A leak site says it has received a cache of information, including about donors to the Ottawa truckers’ Freedom Convoy protest, after fundraising site GiveSendGo was targeted by hackers overnight.
On Monday, GiveSendGo’s website said it was “under maintenance,” hours after the site was hijacked and redirected to a page believed to be controlled by the hackers, which no longer loads. The redirected page condemned the truckers who descended on Canada’s capital to oppose mandatory COVID-19 vaccinations, causing widespread disruption to traffic and trade for more than a week.
The page also contained a link to a file containing tens of thousands of records of what was described as “raw donation data” about those who donated to the Freedom Convoy.
A short time later, non-profit leak site Distributed Denial of Secrets said it had received 30 megabytes of donor information from GiveSendGo, including self-reported names, email addresses, ZIP codes, and IP addresses for “every campaign” run on the site.
Distributed Denial of Secrets, a site known for hosting sets of leaked data involving far-right groups, said that the data would only be provided to researchers and journalists.
The breach is separate from an earlier security lapse, in which GiveSendGo left an Amazon-hosted S3 bucket storing over a thousand identity documents exposed to the internet, according to journalist Mikael Thalen, who first reported the data breach overnight.

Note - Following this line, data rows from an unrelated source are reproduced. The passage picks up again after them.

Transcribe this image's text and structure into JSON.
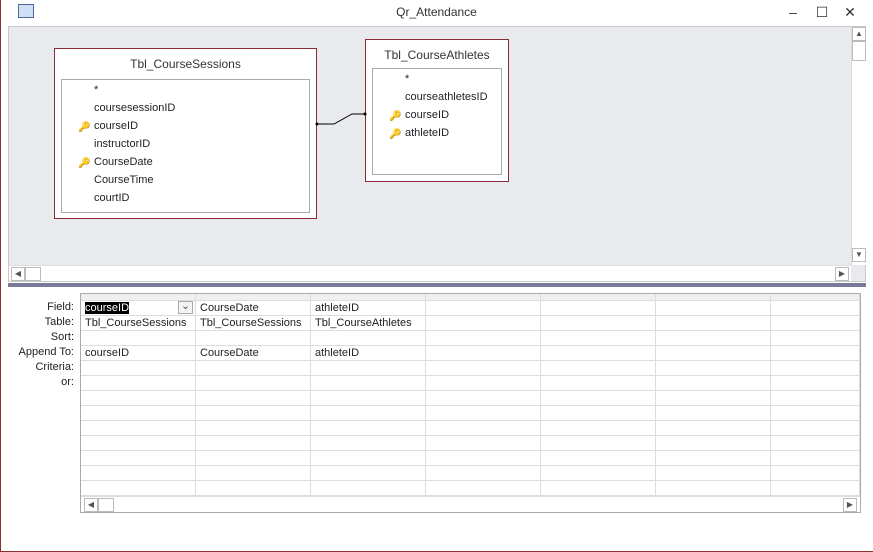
{
  "window": {
    "title": "Qr_Attendance",
    "minimize": "–",
    "maximize": "☐",
    "close": "✕"
  },
  "tables": [
    {
      "name": "Tbl_CourseSessions",
      "fields": [
        {
          "name": "*",
          "key": false
        },
        {
          "name": "coursesessionID",
          "key": false
        },
        {
          "name": "courseID",
          "key": true
        },
        {
          "name": "instructorID",
          "key": false
        },
        {
          "name": "CourseDate",
          "key": true
        },
        {
          "name": "CourseTime",
          "key": false
        },
        {
          "name": "courtID",
          "key": false
        }
      ]
    },
    {
      "name": "Tbl_CourseAthletes",
      "fields": [
        {
          "name": "*",
          "key": false
        },
        {
          "name": "courseathletesID",
          "key": false
        },
        {
          "name": "courseID",
          "key": true
        },
        {
          "name": "athleteID",
          "key": true
        }
      ]
    }
  ],
  "grid": {
    "row_labels": [
      "Field:",
      "Table:",
      "Sort:",
      "Append To:",
      "Criteria:",
      "or:"
    ],
    "columns": [
      {
        "field": "courseID",
        "table": "Tbl_CourseSessions",
        "sort": "",
        "append_to": "courseID",
        "criteria": "",
        "or": ""
      },
      {
        "field": "CourseDate",
        "table": "Tbl_CourseSessions",
        "sort": "",
        "append_to": "CourseDate",
        "criteria": "",
        "or": ""
      },
      {
        "field": "athleteID",
        "table": "Tbl_CourseAthletes",
        "sort": "",
        "append_to": "athleteID",
        "criteria": "",
        "or": ""
      }
    ]
  }
}
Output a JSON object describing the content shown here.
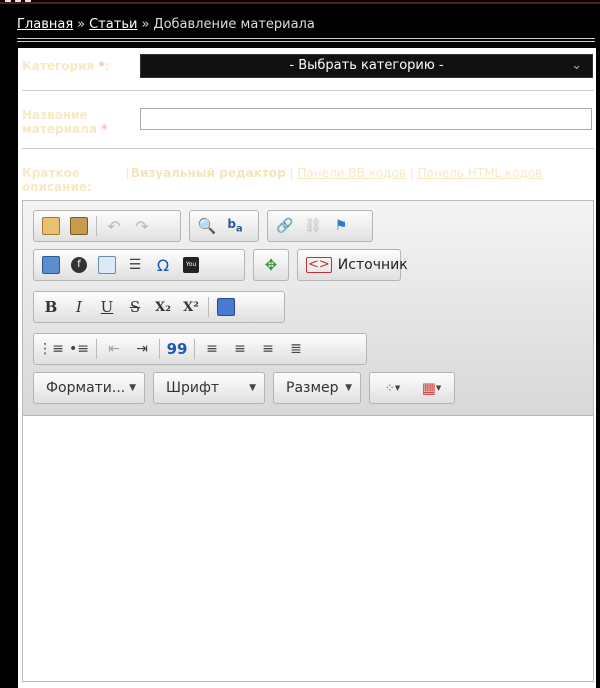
{
  "breadcrumb": {
    "home": "Главная",
    "articles": "Статьи",
    "current": "Добавление материала",
    "sep": "»"
  },
  "form": {
    "category_label": "Категория",
    "required_mark": "*",
    "category_select": "- Выбрать категорию -",
    "title_label_line1": "Название",
    "title_label_line2": "материала",
    "short_desc_line1": "Краткое",
    "short_desc_line2": "описание:"
  },
  "editor_modes": {
    "bracket": "[",
    "visual": "Визуальный редактор",
    "sep": "|",
    "bb": "Панели BB кодов",
    "html": "Панель HTML кодов"
  },
  "toolbar": {
    "source_label": "Источник",
    "format_label": "Формати...",
    "font_label": "Шрифт",
    "size_label": "Размер",
    "bold": "B",
    "italic": "I",
    "underline": "U",
    "strike": "S",
    "subscript": "X₂",
    "superscript": "X²",
    "omega": "Ω",
    "quote": "99"
  },
  "colors": {
    "accent_link": "#f6e9c4",
    "required": "#ffb8b8"
  }
}
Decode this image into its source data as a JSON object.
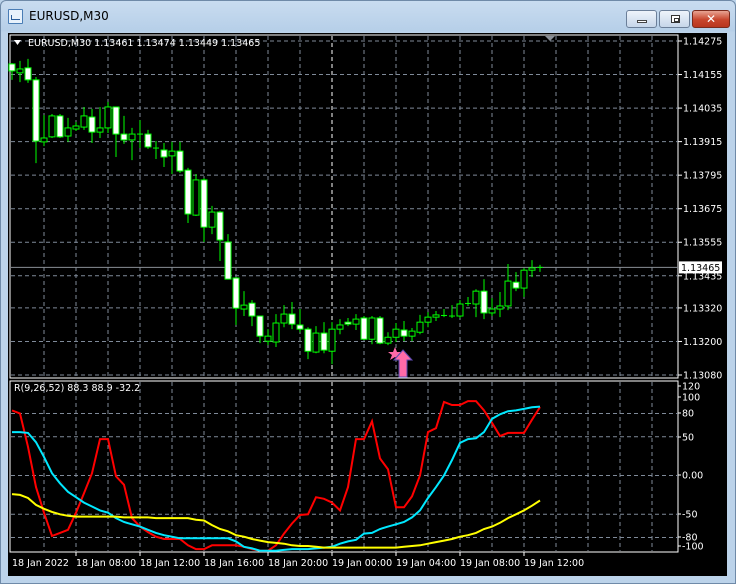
{
  "window": {
    "title": "EURUSD,M30"
  },
  "chart": {
    "header": "EURUSD,M30  1.13461 1.13474 1.13449 1.13465",
    "current_price": "1.13465",
    "price_axis": [
      "1.14275",
      "1.14155",
      "1.14035",
      "1.13915",
      "1.13795",
      "1.13675",
      "1.13555",
      "1.13435",
      "1.13320",
      "1.13200",
      "1.13080"
    ],
    "time_axis": [
      "18 Jan 2022",
      "18 Jan 08:00",
      "18 Jan 12:00",
      "18 Jan 16:00",
      "18 Jan 20:00",
      "19 Jan 00:00",
      "19 Jan 04:00",
      "19 Jan 08:00",
      "19 Jan 12:00"
    ],
    "colors": {
      "background": "#000000",
      "candle": "#00ff00",
      "bear_body": "#ffffff",
      "grid": "#7f8a99",
      "arrow": "#ff6aa8"
    },
    "candles_ohlc": [
      [
        1.14193,
        1.14196,
        1.14136,
        1.14168
      ],
      [
        1.14161,
        1.14204,
        1.14128,
        1.14175
      ],
      [
        1.14179,
        1.14211,
        1.14125,
        1.14136
      ],
      [
        1.14136,
        1.14146,
        1.13838,
        1.13917
      ],
      [
        1.13914,
        1.1401,
        1.13899,
        1.13928
      ],
      [
        1.13932,
        1.14014,
        1.13928,
        1.14007
      ],
      [
        1.14007,
        1.14014,
        1.13928,
        1.13932
      ],
      [
        1.13935,
        1.14,
        1.13914,
        1.13964
      ],
      [
        1.1396,
        1.13985,
        1.13953,
        1.13971
      ],
      [
        1.13967,
        1.14039,
        1.13957,
        1.14007
      ],
      [
        1.14003,
        1.14032,
        1.1391,
        1.13949
      ],
      [
        1.13949,
        1.14039,
        1.13928,
        1.13964
      ],
      [
        1.13964,
        1.14057,
        1.13946,
        1.14039
      ],
      [
        1.14039,
        1.14039,
        1.1386,
        1.13942
      ],
      [
        1.13942,
        1.14007,
        1.13907,
        1.13921
      ],
      [
        1.13921,
        1.13964,
        1.13849,
        1.13942
      ],
      [
        1.13942,
        1.13992,
        1.13892,
        1.1394
      ],
      [
        1.13942,
        1.13957,
        1.13889,
        1.13896
      ],
      [
        1.13892,
        1.13917,
        1.13853,
        1.13889
      ],
      [
        1.13885,
        1.1391,
        1.13824,
        1.1386
      ],
      [
        1.13864,
        1.13914,
        1.13799,
        1.13881
      ],
      [
        1.13881,
        1.13914,
        1.13803,
        1.1381
      ],
      [
        1.13813,
        1.13821,
        1.13624,
        1.13656
      ],
      [
        1.13652,
        1.13799,
        1.13649,
        1.13778
      ],
      [
        1.13778,
        1.13785,
        1.13556,
        1.13609
      ],
      [
        1.13609,
        1.13685,
        1.13584,
        1.13663
      ],
      [
        1.13663,
        1.13667,
        1.13488,
        1.13563
      ],
      [
        1.13556,
        1.13584,
        1.13423,
        1.13423
      ],
      [
        1.13427,
        1.1343,
        1.13259,
        1.13319
      ],
      [
        1.13316,
        1.1338,
        1.13291,
        1.1333
      ],
      [
        1.13337,
        1.13348,
        1.13255,
        1.13291
      ],
      [
        1.13291,
        1.13291,
        1.13194,
        1.13219
      ],
      [
        1.13201,
        1.13244,
        1.13187,
        1.13219
      ],
      [
        1.13198,
        1.13298,
        1.1318,
        1.13266
      ],
      [
        1.13266,
        1.1333,
        1.13251,
        1.13298
      ],
      [
        1.13298,
        1.13341,
        1.13244,
        1.13262
      ],
      [
        1.13259,
        1.13316,
        1.13233,
        1.13244
      ],
      [
        1.13244,
        1.13251,
        1.13137,
        1.13165
      ],
      [
        1.13162,
        1.13255,
        1.13158,
        1.1323
      ],
      [
        1.1323,
        1.13269,
        1.13158,
        1.13169
      ],
      [
        1.13165,
        1.13269,
        1.13119,
        1.13244
      ],
      [
        1.13244,
        1.1328,
        1.13226,
        1.13259
      ],
      [
        1.13269,
        1.13284,
        1.13255,
        1.13262
      ],
      [
        1.13262,
        1.13298,
        1.13241,
        1.1328
      ],
      [
        1.13284,
        1.13291,
        1.13205,
        1.13208
      ],
      [
        1.13208,
        1.13291,
        1.1319,
        1.13284
      ],
      [
        1.13284,
        1.13291,
        1.1319,
        1.13194
      ],
      [
        1.13194,
        1.13233,
        1.13187,
        1.13215
      ],
      [
        1.13215,
        1.13266,
        1.13198,
        1.13244
      ],
      [
        1.13241,
        1.13273,
        1.13201,
        1.13219
      ],
      [
        1.13219,
        1.13248,
        1.13201,
        1.13237
      ],
      [
        1.13233,
        1.13295,
        1.13226,
        1.13269
      ],
      [
        1.13269,
        1.13305,
        1.13251,
        1.13287
      ],
      [
        1.13287,
        1.13309,
        1.13273,
        1.13295
      ],
      [
        1.13291,
        1.13316,
        1.13287,
        1.13293
      ],
      [
        1.13291,
        1.1333,
        1.13284,
        1.1329
      ],
      [
        1.13291,
        1.13348,
        1.13284,
        1.13334
      ],
      [
        1.13334,
        1.13359,
        1.13327,
        1.13336
      ],
      [
        1.13334,
        1.13387,
        1.13287,
        1.1338
      ],
      [
        1.1338,
        1.13423,
        1.1328,
        1.13302
      ],
      [
        1.13302,
        1.13355,
        1.13291,
        1.13316
      ],
      [
        1.13316,
        1.13377,
        1.13287,
        1.13327
      ],
      [
        1.13327,
        1.13477,
        1.13312,
        1.13416
      ],
      [
        1.13412,
        1.13448,
        1.1338,
        1.13391
      ],
      [
        1.13391,
        1.13463,
        1.13359,
        1.13455
      ],
      [
        1.13455,
        1.13491,
        1.1343,
        1.13463
      ],
      [
        1.13461,
        1.13474,
        1.13449,
        1.13465
      ]
    ],
    "buy_arrow_bar": 48
  },
  "indicator": {
    "header": "R(9,26,52) 88.3 88.9 -32.2",
    "axis": [
      "120",
      "100",
      "80",
      "50",
      "0.00",
      "-50",
      "-80",
      "-100"
    ],
    "axis_values": [
      120,
      100,
      80,
      50,
      0,
      -50,
      -80,
      -100
    ],
    "grid_levels": [
      80,
      50,
      0,
      -50,
      -80
    ],
    "series": [
      {
        "color": "#ff0000",
        "values": [
          84,
          80,
          37,
          -15,
          -48,
          -78,
          -74,
          -70,
          -48,
          -23,
          3,
          47,
          47,
          -1,
          -12,
          -55,
          -66,
          -73,
          -79,
          -82,
          -82,
          -82,
          -90,
          -95,
          -95,
          -90,
          -90,
          -90,
          -90,
          -92,
          -95,
          -97,
          -97,
          -90,
          -75,
          -62,
          -51,
          -50,
          -28,
          -30,
          -35,
          -45,
          -15,
          47,
          47,
          70,
          22,
          8,
          -41,
          -41,
          -27,
          0,
          56,
          61,
          95,
          91,
          91,
          96,
          96,
          84,
          68,
          51,
          55,
          55,
          55,
          72,
          88.3
        ]
      },
      {
        "color": "#00e8ff",
        "values": [
          56,
          56,
          55,
          43,
          24,
          3,
          -10,
          -21,
          -28,
          -35,
          -40,
          -45,
          -48,
          -55,
          -60,
          -63,
          -66,
          -70,
          -74,
          -77,
          -79,
          -81,
          -81,
          -81,
          -81,
          -81,
          -81,
          -81,
          -85,
          -92,
          -94,
          -97,
          -97,
          -97,
          -96,
          -95,
          -95,
          -95,
          -94,
          -93,
          -92,
          -88,
          -85,
          -83,
          -75,
          -74,
          -69,
          -66,
          -63,
          -60,
          -54,
          -45,
          -29,
          -15,
          0,
          20,
          42,
          47,
          48,
          56,
          73,
          79,
          83,
          84,
          86,
          88,
          88.9
        ]
      },
      {
        "color": "#ffff00",
        "values": [
          -24,
          -25,
          -29,
          -38,
          -43,
          -47,
          -50,
          -52,
          -53,
          -53,
          -53,
          -53,
          -53,
          -53,
          -54,
          -54,
          -54,
          -54,
          -55,
          -55,
          -55,
          -55,
          -55,
          -57,
          -58,
          -64,
          -69,
          -72,
          -77,
          -79,
          -82,
          -84,
          -86,
          -87,
          -88,
          -90,
          -91,
          -91,
          -92,
          -93,
          -93,
          -93,
          -93,
          -93,
          -93,
          -93,
          -93,
          -93,
          -93,
          -92,
          -91,
          -90,
          -88,
          -86,
          -84,
          -82,
          -79,
          -77,
          -74,
          -69,
          -66,
          -61,
          -55,
          -50,
          -45,
          -39,
          -32.2
        ]
      }
    ]
  }
}
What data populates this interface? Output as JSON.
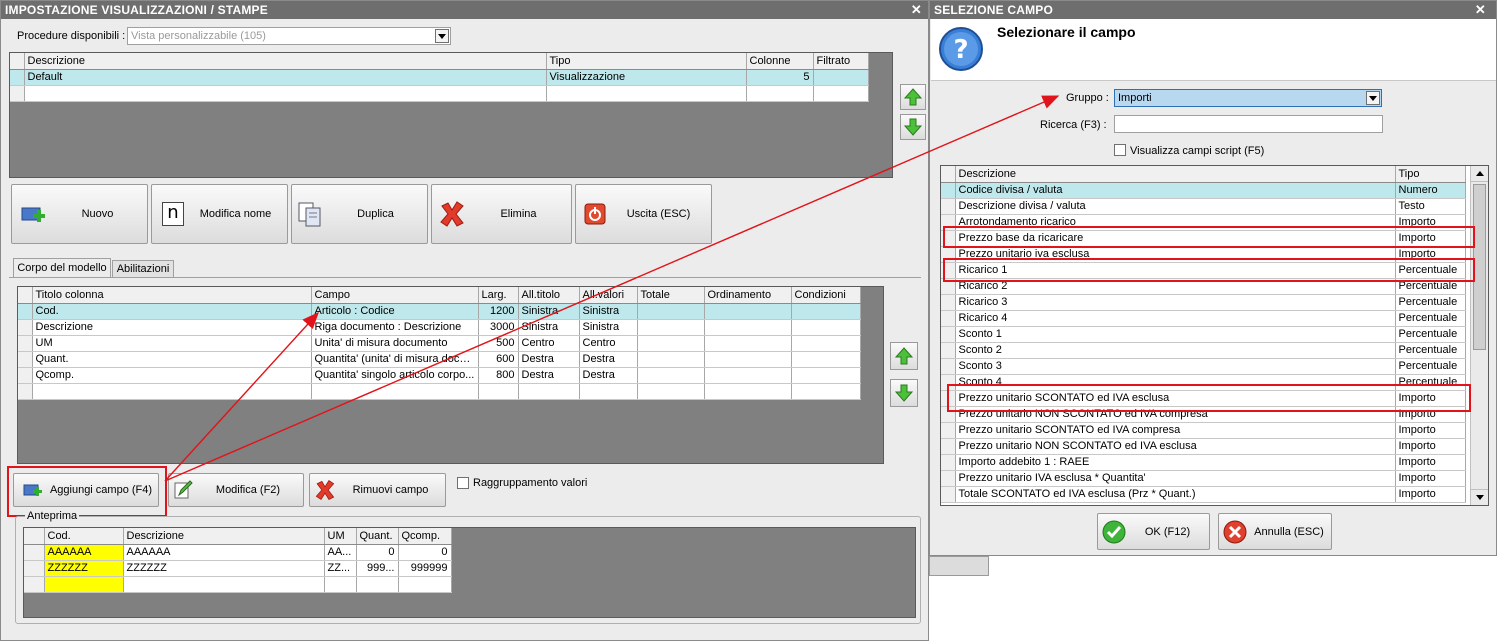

The Boston, Massachusetts-based GiveSendGo became the primary donation service for the “Freedom Convoy” last month after GoFundMe halted the crowdsourcing campaign and froze millions of dollars in donations, citing police reports of violence across Ottawa. Over the weekend, a Canadian court issued an order halting access to the funds collected by GiveSendGo, which the company said it would defy.
Earlier in the month, the protesters raised more than $8 million for the Freedom Convoy.
GiveSendGo co-founder Jacob Wells did not respond to a request for comment.